Nel silenzio della natura, nel silenzio dell’anima sei di nuovo portato a meditare; senti che quanto i tuoi occhi hanno visto durante il rumoroso pomeriggio ha qualche cosa di falso, di triste...; e di nuovo tanti ricordi affiorano, questa volta per dare un vero significato a questo strano Ospizio e ai suoi abitatori. Scopri distintamente che due sono i Gran San Bernardi; uno, quello chiassoso, pubblicitario e curioso dei turisti, che dura sì e no quattro mesi su dodici, da mezzo maggio a mezzo settembre; l’altro, quello vero, che dura ogni anno per tutti gli otto mesi che la neve ne blocca le strade di accesso, e che per otto secoli, quando quassù non passavano allegri turisti, ma solo stanchi viandanti, durava per tutto l’anno ininterrottamente.
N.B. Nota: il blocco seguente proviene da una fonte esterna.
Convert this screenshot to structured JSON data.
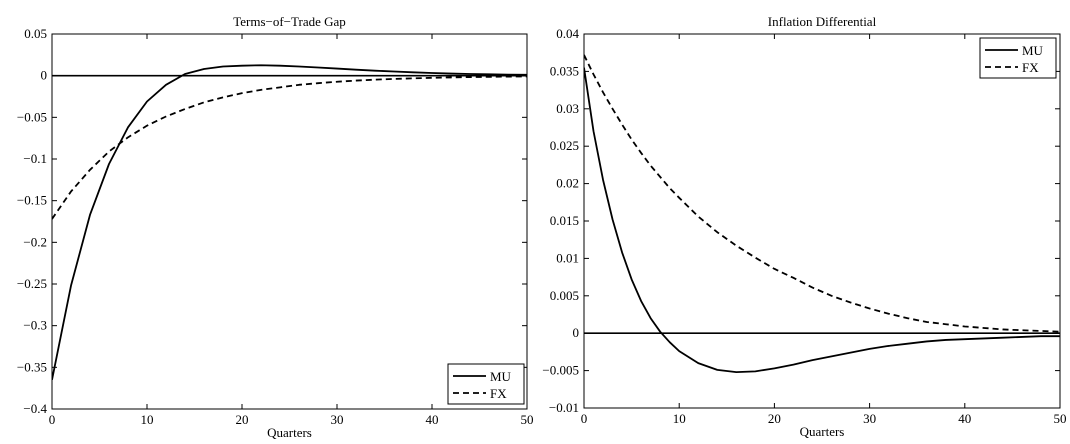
{
  "chart_data": [
    {
      "type": "line",
      "title": "Terms−of−Trade Gap",
      "xlabel": "Quarters",
      "ylabel": "",
      "xlim": [
        0,
        50
      ],
      "ylim": [
        -0.4,
        0.05
      ],
      "xticks": [
        0,
        10,
        20,
        30,
        40,
        50
      ],
      "xtick_labels": [
        "0",
        "10",
        "20",
        "30",
        "40",
        "50"
      ],
      "yticks": [
        0.05,
        0,
        -0.05,
        -0.1,
        -0.15,
        -0.2,
        -0.25,
        -0.3,
        -0.35,
        -0.4
      ],
      "ytick_labels": [
        "0.05",
        "0",
        "−0.05",
        "−0.1",
        "−0.15",
        "−0.2",
        "−0.25",
        "−0.3",
        "−0.35",
        "−0.4"
      ],
      "legend_position": "bottom-right",
      "grid": false,
      "zero_line": true,
      "x": [
        0,
        2,
        4,
        6,
        8,
        10,
        12,
        14,
        16,
        18,
        20,
        22,
        24,
        26,
        28,
        30,
        32,
        34,
        36,
        38,
        40,
        42,
        44,
        46,
        48,
        50
      ],
      "series": [
        {
          "name": "MU",
          "style": "solid",
          "values": [
            -0.365,
            -0.252,
            -0.167,
            -0.106,
            -0.062,
            -0.031,
            -0.011,
            0.002,
            0.008,
            0.011,
            0.012,
            0.0125,
            0.012,
            0.011,
            0.0098,
            0.0085,
            0.0072,
            0.006,
            0.005,
            0.004,
            0.0032,
            0.0025,
            0.002,
            0.0016,
            0.0012,
            0.001
          ]
        },
        {
          "name": "FX",
          "style": "dashed",
          "values": [
            -0.172,
            -0.139,
            -0.113,
            -0.091,
            -0.074,
            -0.06,
            -0.049,
            -0.04,
            -0.032,
            -0.026,
            -0.021,
            -0.017,
            -0.014,
            -0.011,
            -0.009,
            -0.0073,
            -0.0059,
            -0.0048,
            -0.0039,
            -0.0032,
            -0.0026,
            -0.0021,
            -0.0017,
            -0.0014,
            -0.0011,
            -0.0009
          ]
        }
      ]
    },
    {
      "type": "line",
      "title": "Inflation Differential",
      "xlabel": "Quarters",
      "ylabel": "",
      "xlim": [
        0,
        50
      ],
      "ylim": [
        -0.01,
        0.04
      ],
      "xticks": [
        0,
        10,
        20,
        30,
        40,
        50
      ],
      "xtick_labels": [
        "0",
        "10",
        "20",
        "30",
        "40",
        "50"
      ],
      "yticks": [
        0.04,
        0.035,
        0.03,
        0.025,
        0.02,
        0.015,
        0.01,
        0.005,
        0,
        -0.005,
        -0.01
      ],
      "ytick_labels": [
        "0.04",
        "0.035",
        "0.03",
        "0.025",
        "0.02",
        "0.015",
        "0.01",
        "0.005",
        "0",
        "−0.005",
        "−0.01"
      ],
      "legend_position": "top-right",
      "grid": false,
      "zero_line": true,
      "x": [
        0,
        1,
        2,
        3,
        4,
        5,
        6,
        7,
        8,
        9,
        10,
        12,
        14,
        16,
        18,
        20,
        22,
        24,
        26,
        28,
        30,
        32,
        34,
        36,
        38,
        40,
        42,
        44,
        46,
        48,
        50
      ],
      "series": [
        {
          "name": "MU",
          "style": "solid",
          "values": [
            0.0355,
            0.027,
            0.0205,
            0.0152,
            0.0108,
            0.0072,
            0.0043,
            0.002,
            0.0002,
            -0.0012,
            -0.0024,
            -0.004,
            -0.0049,
            -0.0052,
            -0.0051,
            -0.0047,
            -0.0042,
            -0.0036,
            -0.0031,
            -0.0026,
            -0.0021,
            -0.0017,
            -0.0014,
            -0.0011,
            -0.0009,
            -0.0008,
            -0.0007,
            -0.0006,
            -0.0005,
            -0.0004,
            -0.0004
          ]
        },
        {
          "name": "FX",
          "style": "dashed",
          "values": [
            0.0372,
            0.0346,
            0.0322,
            0.03,
            0.0279,
            0.0259,
            0.0241,
            0.0224,
            0.0209,
            0.0194,
            0.0181,
            0.0156,
            0.0135,
            0.0117,
            0.0101,
            0.0086,
            0.0074,
            0.0061,
            0.005,
            0.0041,
            0.0033,
            0.0026,
            0.002,
            0.0015,
            0.0012,
            0.0009,
            0.0007,
            0.0005,
            0.0004,
            0.0003,
            0.0002
          ]
        }
      ]
    }
  ]
}
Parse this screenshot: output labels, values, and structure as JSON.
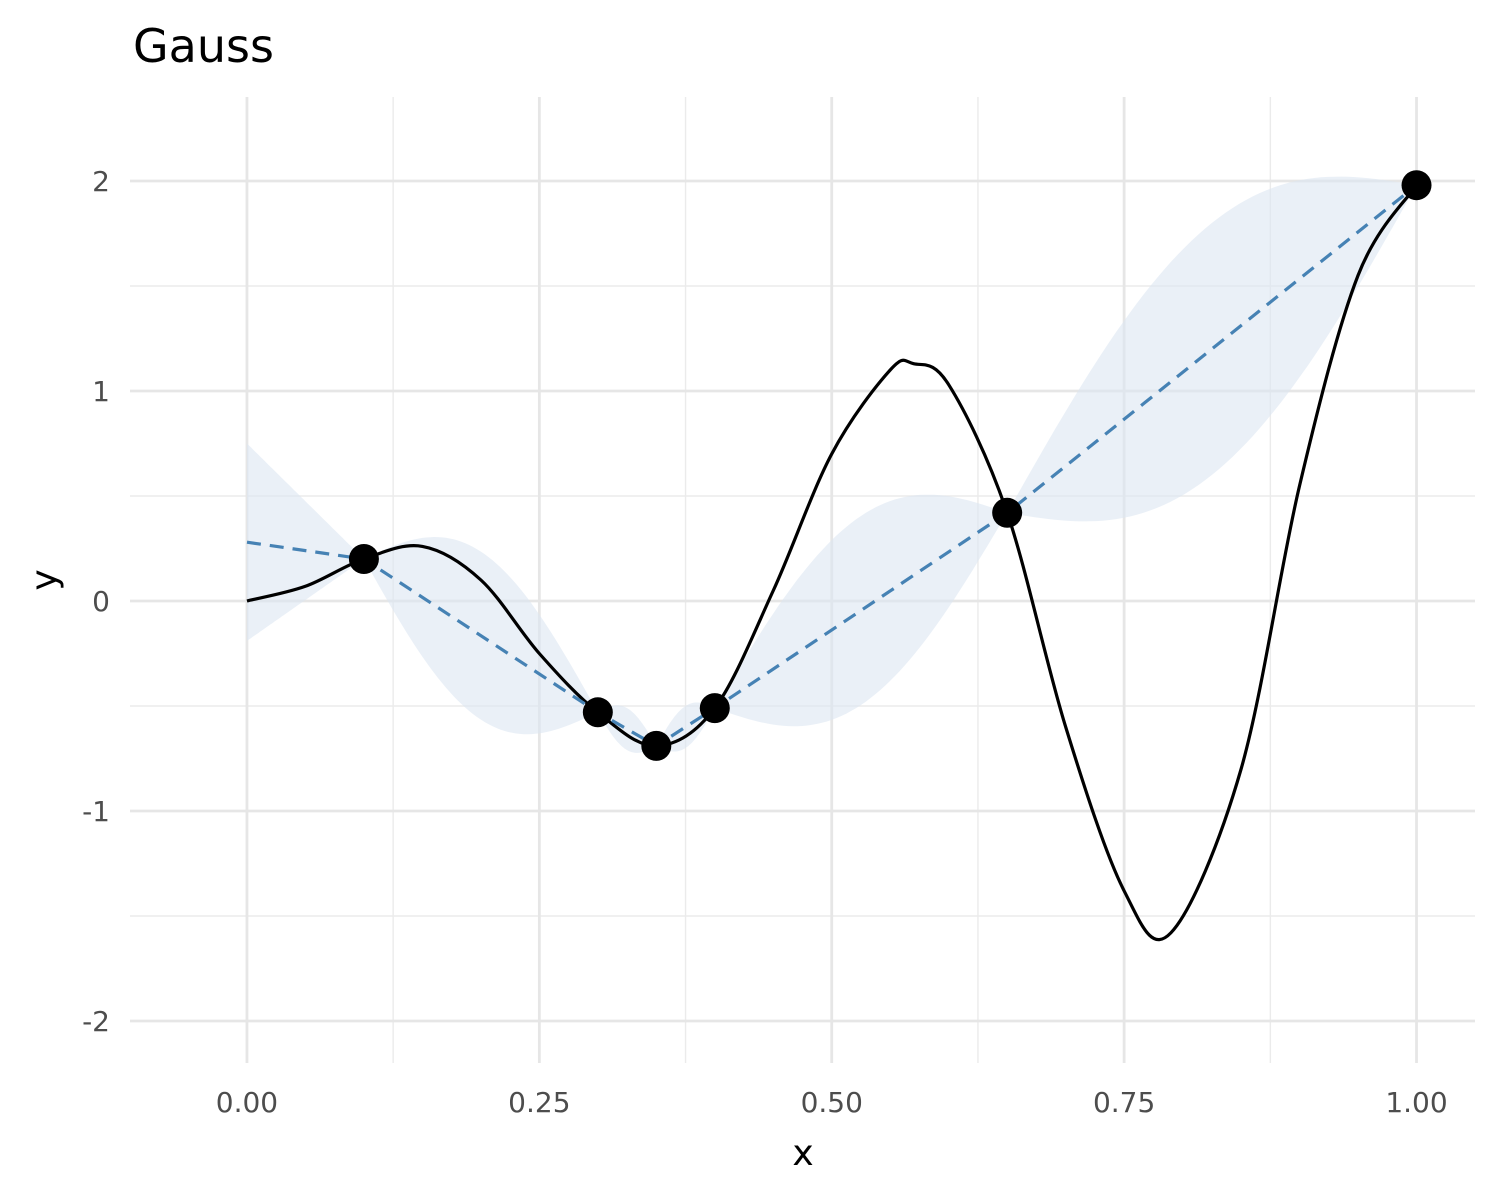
{
  "chart_data": {
    "type": "line",
    "title": "Gauss",
    "xlabel": "x",
    "ylabel": "y",
    "xlim": [
      -0.1,
      1.05
    ],
    "ylim": [
      -2.2,
      2.4
    ],
    "grid": true,
    "x_ticks": [
      0.0,
      0.25,
      0.5,
      0.75,
      1.0
    ],
    "x_tick_labels": [
      "0.00",
      "0.25",
      "0.50",
      "0.75",
      "1.00"
    ],
    "y_ticks": [
      -2,
      -1,
      0,
      1,
      2
    ],
    "y_tick_labels": [
      "-2",
      "-1",
      "0",
      "1",
      "2"
    ],
    "true_function": {
      "style": "solid",
      "color": "#000000",
      "x": [
        0.0,
        0.05,
        0.1,
        0.15,
        0.2,
        0.25,
        0.3,
        0.35,
        0.4,
        0.45,
        0.5,
        0.55,
        0.57,
        0.6,
        0.65,
        0.7,
        0.75,
        0.79,
        0.85,
        0.9,
        0.95,
        1.0
      ],
      "y": [
        0.0,
        0.07,
        0.2,
        0.26,
        0.1,
        -0.25,
        -0.53,
        -0.69,
        -0.51,
        0.05,
        0.7,
        1.1,
        1.13,
        1.03,
        0.42,
        -0.6,
        -1.38,
        -1.58,
        -0.8,
        0.55,
        1.55,
        1.98
      ]
    },
    "observations": {
      "x": [
        0.1,
        0.3,
        0.35,
        0.4,
        0.65,
        1.0
      ],
      "y": [
        0.2,
        -0.53,
        -0.69,
        -0.51,
        0.42,
        1.98
      ]
    },
    "interpolation": {
      "style": "dashed",
      "color": "#4682b4",
      "x": [
        0.0,
        0.1,
        0.3,
        0.35,
        0.4,
        0.65,
        1.0
      ],
      "y": [
        0.28,
        0.2,
        -0.53,
        -0.69,
        -0.51,
        0.42,
        1.98
      ]
    },
    "band_color": "#dce6f2",
    "band_segments": [
      {
        "from": 0.0,
        "to": 0.1,
        "width": 0.47
      },
      {
        "from": 0.1,
        "to": 0.3,
        "width": 0.4
      },
      {
        "from": 0.3,
        "to": 0.35,
        "width": 0.1
      },
      {
        "from": 0.35,
        "to": 0.4,
        "width": 0.1
      },
      {
        "from": 0.4,
        "to": 0.65,
        "width": 0.45
      },
      {
        "from": 0.65,
        "to": 1.0,
        "width": 0.6
      }
    ]
  }
}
Per vedere nella sua vera luce questo secondo Gran San Bernardo, fatto di preghiera e di carità, dimentica i bei giorni dell’estate ed immagina di essere qui d’inverno, di scorgere tutti i gioghi, tutta la conca, tutte le rupi cariche di neve: ascolta i venti ascendere impetuosi dalle valli ed incunearsi e scontrarsi nel Passo, e fischiare ed urlare infuriati. Vedi? Su quell’alta torre di acciaio c’è quella specie di motore d’aeroplano: è una dinamo, installata lassù per fornire l’energia elettrica all’Ospizio: ma non ha mai funzionato: ché, sotto la spinta dei venti furibondi dell’inverno, i cavi d’acciaio si snervano, le pale dell’elica, per quanto robuste, si schiantano e volano via come fuscelli... Ebbene: nelle lunghe giornate senza sole, durante la tempesta e la tormenta, chiusi nelle mura solide come di una fortezza, i canonici pregano, cantano, celebrano solennemente la messa, contenti che in queste alte solitudini, come da un altare più elevato di tutti gli altri, quasi più vicino al Dio dei monti e dei ghiacciai, delle nevi e delle tempeste, s’alzi la preghiera della Chiesa.
E poi escono quei religiosi dal loro Ospizio solitario; qualche volta dalle finestre del secondo piano, tanto la neve è alta. Ne escono nelle rare giornate radiose, quando il sole scintilla nell’aria tersa e ferma, ed accende d’un’unica luce incandescente l’immensa candida distesa di ghiacci e di nevi; si legano gli ski, e salgono zigzagando i ripidi pendii, per volarvi sopra di ritorno a grandi colpi di racchette e saettare rapidissimi per le valli e le conche: qualche giorno, forse, come inebriante svago dopo la rigida e prolungata clausura; altre volte in rischiose imprese di salvataggio di viandanti in pericolo.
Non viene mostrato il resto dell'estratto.